Relations between the two nations “have never been stronger,” U.S. Ambassador to Japan J. Thomas Schieffer said yesterday. In his first university visit since his appointment, Schieffer addressed a full audience in the Tsai Auditorium in CGIS South.
Schieffer discussed the major political, economic, and diplomatic changes taking place in Japan and the role America has played in them. “We are a Pacific nation,” he said, citing the enduring interest the U.S. will have in Japan’s sphere of influence in the future.
Schieffer identified the U.S. as the region’s strongest ally. He also gave the US credit for some of the changes occurring in Japan.
He described the extraordinary political developments of the last few years, such as the unprecedented privatization of Japan’s state-run postal service, as among the accomplishments of outgoing Prime Minister Junichiro Koizumi.
Koizumi, who is set to end his term this fall, is leader of the Liberal Democratic Party.
But Schieffer attributed some of Koizumi’s succcess to an imitation of American political strategy.
Koizumi’s most recent landslide victory was a triumph of “an American style electoral candidate,” Schieffer said.
Schieffer also focused on Japan and the U.S. in the wider context of Japan’s neighbors—especially China, North Korea, and South Korea.
Among other things, Schieffer defended Japan’s recent approach to its World War II history.
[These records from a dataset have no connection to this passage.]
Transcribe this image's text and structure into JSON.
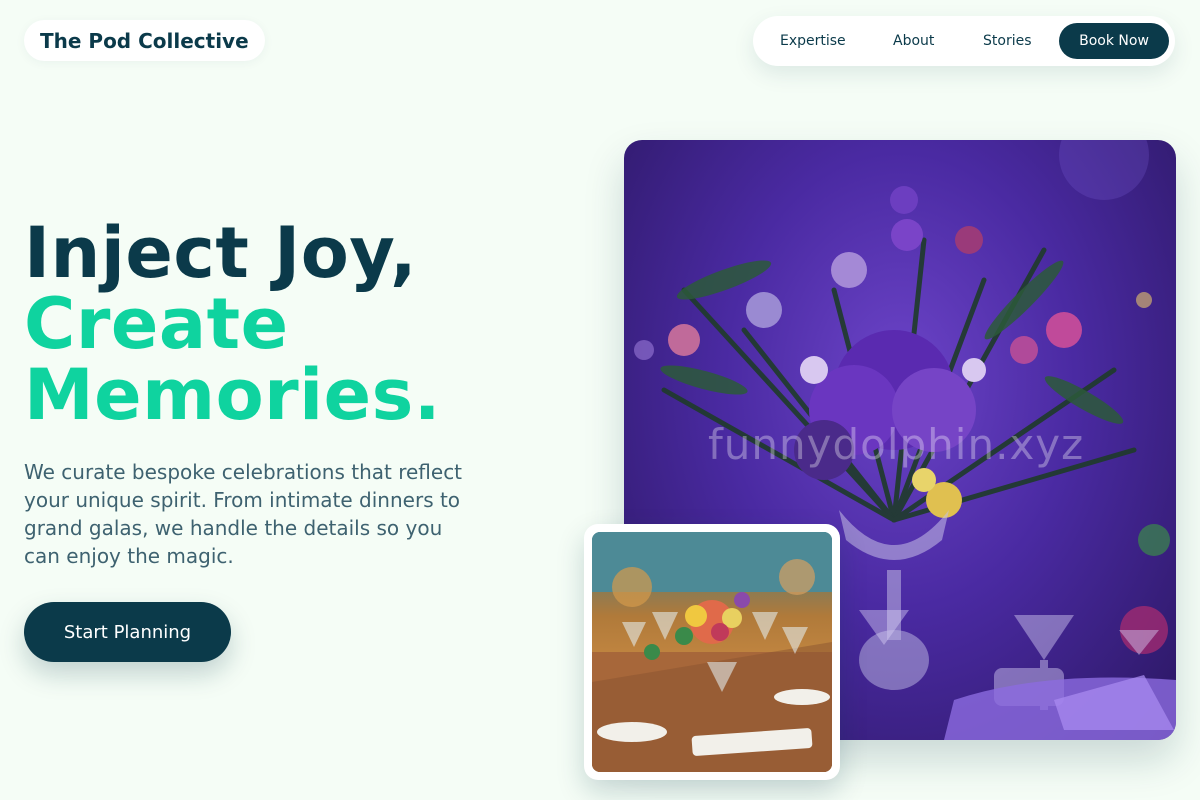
{
  "brand": {
    "name": "The Pod Collective"
  },
  "nav": {
    "links": [
      "Expertise",
      "About",
      "Stories"
    ],
    "cta": "Book Now"
  },
  "hero": {
    "title_line1": "Inject Joy,",
    "title_line2": "Create",
    "title_line3": "Memories.",
    "subtitle": "We curate bespoke celebrations that reflect your unique spirit. From intimate dinners to grand galas, we handle the details so you can enjoy the magic.",
    "cta": "Start Planning"
  },
  "images": {
    "main": "purple floral centerpiece with wine glasses on an event table",
    "secondary": "long dining table with colorful flower arrangements and glassware",
    "watermark": "funnydolphin.xyz"
  },
  "colors": {
    "primary": "#0b3a4a",
    "accent": "#0fd39f",
    "background": "#f5fdf6",
    "body_text": "#3e6270"
  }
}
Even as he maintains his distance from Japan’s militaristic past, Koizumi has continued to visit Japan’s shrine to its war dead, generating criticism throughout Asia.
“Japan wants to press the ‘reset’ button,” Schieffer said, adding that it would be up to the nations who suffered under Japanese militarism to accept this sincerity and find the appropriate way to move on.
On issues of security in Asia, Schieffer said that, looking into the future, he saw no reason for U.S. and Japanese policy goals to diverge significantly.
Cautioning critics of the U.S. presence in Japan, he reaffirmed the value of American involvement.
“Peace in Asia over the last 50 years has not been in spite of, but because of, U.S. power,” he said.
At the close of the session, Schieffer stressed the advantages of the Japanese-American cooperation. “We just need a little imagination...to make the world a better place,” he said.